Wood was injured before the season started in 2019. He dealt with a back issue that kept him out until July, but never went away. He made only seven starts, he was awful, then went back on IL until the end of the season. That was hands down the worst season of Alex Wood’s career. That should affect Wood’s his price range, which should allow the Mets to jump in the race for his services.

Wood made his major league debut with the Braves in 2013 as a spot starter and reliever, the Mets handed him his first loss. He excelled in that role during his rookie season and played a similar role in 2014, though he made more starts. Wood transitioned to the starting rotation full time in 2015 and he was good.

He had a 3.54 ERA and 3.45 FIP at the trade deadline. With the Braves going nowhere fast, they traded Wood to the Dodgers in a three-team trade. Wood wasn’t as good after the trade but still provided good numbers down the stretch.

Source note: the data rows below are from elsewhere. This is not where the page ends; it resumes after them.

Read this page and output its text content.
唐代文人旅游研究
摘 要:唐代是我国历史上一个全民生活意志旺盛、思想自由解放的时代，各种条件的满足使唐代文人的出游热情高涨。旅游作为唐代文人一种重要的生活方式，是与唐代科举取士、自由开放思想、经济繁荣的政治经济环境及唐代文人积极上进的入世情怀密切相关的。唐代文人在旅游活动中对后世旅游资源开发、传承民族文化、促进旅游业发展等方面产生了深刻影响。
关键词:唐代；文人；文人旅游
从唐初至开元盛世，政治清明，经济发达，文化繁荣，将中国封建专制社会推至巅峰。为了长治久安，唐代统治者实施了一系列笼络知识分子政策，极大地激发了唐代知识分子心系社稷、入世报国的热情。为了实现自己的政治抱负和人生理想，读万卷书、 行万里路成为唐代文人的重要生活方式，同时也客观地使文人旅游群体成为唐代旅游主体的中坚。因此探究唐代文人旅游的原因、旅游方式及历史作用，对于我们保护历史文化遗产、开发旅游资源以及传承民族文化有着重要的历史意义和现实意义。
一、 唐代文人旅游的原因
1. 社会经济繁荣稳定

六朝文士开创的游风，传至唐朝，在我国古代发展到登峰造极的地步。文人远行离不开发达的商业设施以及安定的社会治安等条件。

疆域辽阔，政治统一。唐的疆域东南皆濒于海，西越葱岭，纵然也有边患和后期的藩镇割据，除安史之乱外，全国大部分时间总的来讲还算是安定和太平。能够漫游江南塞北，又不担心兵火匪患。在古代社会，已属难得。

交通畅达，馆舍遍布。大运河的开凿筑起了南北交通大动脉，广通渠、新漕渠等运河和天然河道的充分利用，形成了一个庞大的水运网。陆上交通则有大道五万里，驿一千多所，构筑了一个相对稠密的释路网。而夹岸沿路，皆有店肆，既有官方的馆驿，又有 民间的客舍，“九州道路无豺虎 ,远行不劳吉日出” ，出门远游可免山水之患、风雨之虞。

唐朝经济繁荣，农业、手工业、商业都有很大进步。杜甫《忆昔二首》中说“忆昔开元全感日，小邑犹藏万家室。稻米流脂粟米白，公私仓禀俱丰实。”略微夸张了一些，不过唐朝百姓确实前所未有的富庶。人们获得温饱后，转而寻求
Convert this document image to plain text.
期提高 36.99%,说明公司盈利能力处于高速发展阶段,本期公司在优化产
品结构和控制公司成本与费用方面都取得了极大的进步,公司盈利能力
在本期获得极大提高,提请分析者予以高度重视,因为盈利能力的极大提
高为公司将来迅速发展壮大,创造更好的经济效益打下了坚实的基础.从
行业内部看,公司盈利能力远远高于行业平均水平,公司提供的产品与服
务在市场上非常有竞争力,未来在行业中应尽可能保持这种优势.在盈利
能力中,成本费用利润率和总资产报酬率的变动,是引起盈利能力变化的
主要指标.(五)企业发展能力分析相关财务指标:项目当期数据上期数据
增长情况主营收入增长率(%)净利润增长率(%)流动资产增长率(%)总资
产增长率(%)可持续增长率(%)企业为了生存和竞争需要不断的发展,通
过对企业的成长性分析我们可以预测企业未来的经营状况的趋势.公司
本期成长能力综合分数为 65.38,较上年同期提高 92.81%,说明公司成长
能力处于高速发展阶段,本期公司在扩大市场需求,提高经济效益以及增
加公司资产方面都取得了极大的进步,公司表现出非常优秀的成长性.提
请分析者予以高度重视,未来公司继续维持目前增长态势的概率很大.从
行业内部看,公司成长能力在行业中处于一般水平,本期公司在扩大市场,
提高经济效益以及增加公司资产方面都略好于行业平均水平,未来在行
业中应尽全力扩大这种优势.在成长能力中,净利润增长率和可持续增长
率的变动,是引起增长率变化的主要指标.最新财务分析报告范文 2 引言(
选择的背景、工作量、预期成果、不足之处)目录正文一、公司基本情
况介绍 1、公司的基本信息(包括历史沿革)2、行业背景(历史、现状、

Wood’s 2016 season ended early due to injury similar to his 2019, though he had been pitching very well prior to the injury. He came back better than ever in 2017. Wood earned his first all-star appearance and finished top-10 in Cy Young voting. In 2018 Wood moved back into that starter/reliever role making 33 appearances and 27 starts. He was good again in 2017 but continued a trend of fading down the stretch that led to his move back into the pen.

Prior to the 2019 season in an effort to shed as much salary as possible Wood was traded along with Yasiel Puig and Matt Kemp to the Reds.

Wood is only going to be 29 for the 2020 season and has a history of being one of the best fourth starters in baseball. Over the first six years of his career Wood averaged 134 IP, though two of those years saw him in the bullpen a lot. He had an ERA of 3.29, a FIP of 3.36, an ERA+ of 117, and he limited the home run allowing just 0.8 HR/9.

Wood should come at a cheaper price due to his injury that could be in the Mets’ range. If that’s the case they have to make a move to sign him. Prior to 2019 Wood had never had an ERA, FIP, or XFIP of 4.00 or over. There aren’t many pitchers in baseball who can say that. Adding that kind of pitcher to the New York Mets’ already stellar rotation is the least they can do to try and replace Wheeler.